No Bradesco, apesar de o seu departamento econômico ter apostado tudo no aumento dos juros, a área de tesouraria optou por seguir um caminho contrário e aconselhar a clientela a se posicionar a favor da manutenção da taxa básica.
Ou seja, no Itaú Unibanco, as perdas acarretadas aos clientes por uma tacada errada deixaram o departamento econômico com uma imagem ruim. E, no Bradesco, apesar de a grande maioria dos clientes ter se safado, criou-se um mal-estar entre a tesouraria e a área econômica que ainda não foi dissipado por completo.
Decisão técnica
Com esses relatos, os técnicos do BC justificam que não dá para a instituição entrar no jogo de interesses e de egos do mercado. A pressão por um aperto mais forte da Selic já foi retomada, e parece ter se tornado uma questão de honra para os que erraram em março acertar agora.
Como dizem os técnicos do BC, é bom que todos se conscientizem de que as decisões de política monetária são técnicas e vão continuar a ser, independentemente dos interesses de determinados bancos ou economistas.
Sem manipulação
Os mesmos técnicos ressaltam que muitos criticam a pesquisa Focus, divulgada semanalmente pelo BC. Mas essas pessoas se esquecem que é justamente a amplitude do levantamento, com a opinião de mais de 100 analistas e consultores, que dilui qualquer intenção de manipulação das informações.
Não custa lembrar que, a despeito de parte dos grandes bancos estar apostando em uma alta de 0,75 ponto nos juros na reunião do Copom dos próximos dias 27 e 28, a pesquisa Focus da semana passada ainda indicava uma subida de apenas 0,5 ponto.
“Mas que fique claro. Se o BC achar que deve elevar os juros mais fortemente, vai fazê-lo, seguindo critérios estritamente técnicos”, diz um dos técnicos. A instituição, garante ele, não medirá esforços para cumprir a missão de fazer com a que a inflação convirja o mais rápido possível para o centro da meta, de 4,5%.
Beicinho de Mantega
O ministro da Fazenda, Guido Mantega, bate o pé, faz beicinho, diz que não, afirma que tudo não passa de intriga dos que querem juros mais altos. Mas, na opinião do economista-chefe da Corretora Convenção, Fernando Montero, o Brasil crescerá 7,1% neste ano. O Produto Interno Bruto (PIB) será puxado pela indústria, que dará, em 2010, um salto acima de 12%, o maior para um ano em quase um quarto de século.
Para Montero, muita gente do mercado e mesmo do governo está subestimando o supercrescimento do país neste ano. E isso ficará claro quando saírem os resultados do PIB do primeiro trimestre, com avanço de 2,2% sobre os últimos três meses de 2009, que já foi um período de forte expansão.

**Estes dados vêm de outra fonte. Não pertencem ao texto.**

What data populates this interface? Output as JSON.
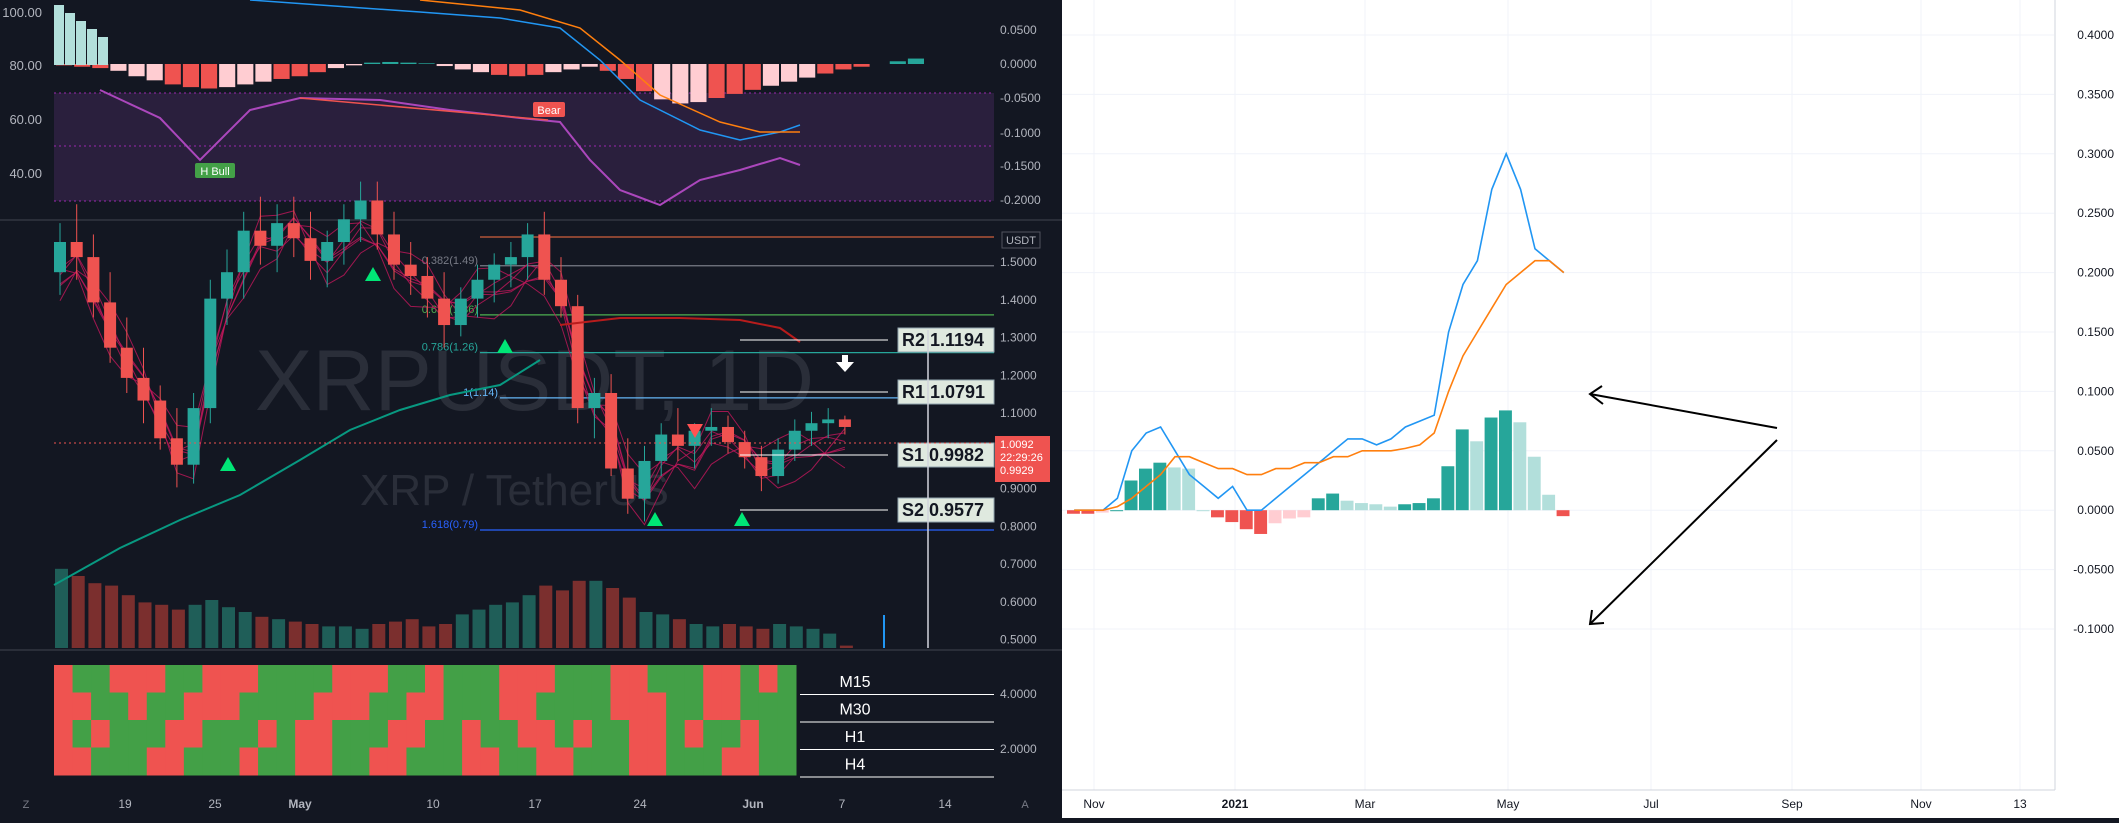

O economista ressalta que, ao longo do ano, haverá, sim, um processo de desaceleração do nível de atividade, mas nada que impeça um saldo final de fazer chorar os opositores do presidente Lula.
Em 2011, primeiro ano de gestão do próximo presidente, o quadro será outro. Já impactado pelo aperto monetário iniciado no fim deste mês, o PIB voltará para mais próximo do seu potencial, algo como 4,5%.
O que, ressalte-se, mostrará que o tranco dado pelo BC não será tão forte, pois a base de comparação será a maior desde 1986, ano do fatídico Plano Cruzado, em que o único ganhador foi o PMDB, que conseguiu eleger uma leva enorme de governadores e deputados e que, agora, dará o vice à chapa de Dilma Rousseff.